La dépense est d’importance (473 700 francs), mais la commune peut compter sur trois legs de particuliers décédés (Beraud, Gauthier et Oblotz) pour financer cette acquisition, une imposition particulière et un emprunt (au taux de 5% sur 30 ans) faisant le reste. Il faudra attendre 4 ans pour mener à bien ce projet.

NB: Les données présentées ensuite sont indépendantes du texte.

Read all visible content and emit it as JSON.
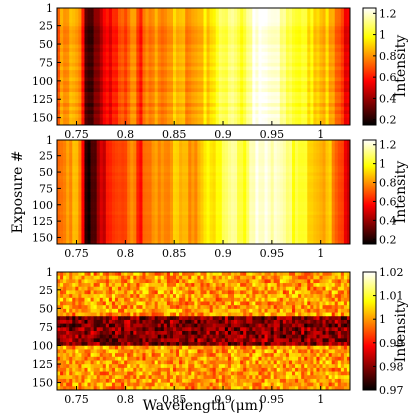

Lors des élections de mai 1935, la liste Soulier sera encore majoritairement reconduite mais cette fois quatre élus d’opposition, Camille Souveton, François Fourbon, Claude Ravel et François Binet (futur maire à la Libération), auront voix au chapitre et se feront entendre. Louis Soulier n’ira pas au bout de son mandat, il s’éteindra à son domicile le 31 mars 1938 des suites de maladie. La rue où il habitait sera renommée en 1940 et porte désormais son nom.
MUNICIPALITÉ SOULIER 1929
Premier rang : 1) Jean Baptiste CUIVRÉ (adjoint) ; 2) Jean LYOTARD (adjoint) ; 3) Etienne ROCHER (adjoint) ; 4) Louis SOULIER (maire) ; 5) Etienne FONTVIEILLE ; 6) Jean Baptiste PRADON ; 7) Jean Baptiste BERTHET.
Deuxième rang : 8 Pierre ROUSSET ; 9) Claude CELLE ; 10) Jean Marie PALLE ; 11) Pierre BREUIL ; 12) Jean CHIRAT. 13) Augustin BOSC ; 14) Pierre REY.
Troisième rang : 15) Jean BERTHET ; 16) Pierre Paul BONNAMOUR ; 17) Jean Baptiste BOIRON ; 18) Flavien FERRATIER ; 19) Claude PENOT ; 20) François CHARENTUS ; 21) Jean Marie BERTRAND.
Sources : délibérations du conseil municipal, presse ancienne. Photo collection du musée Jean Marie Somet.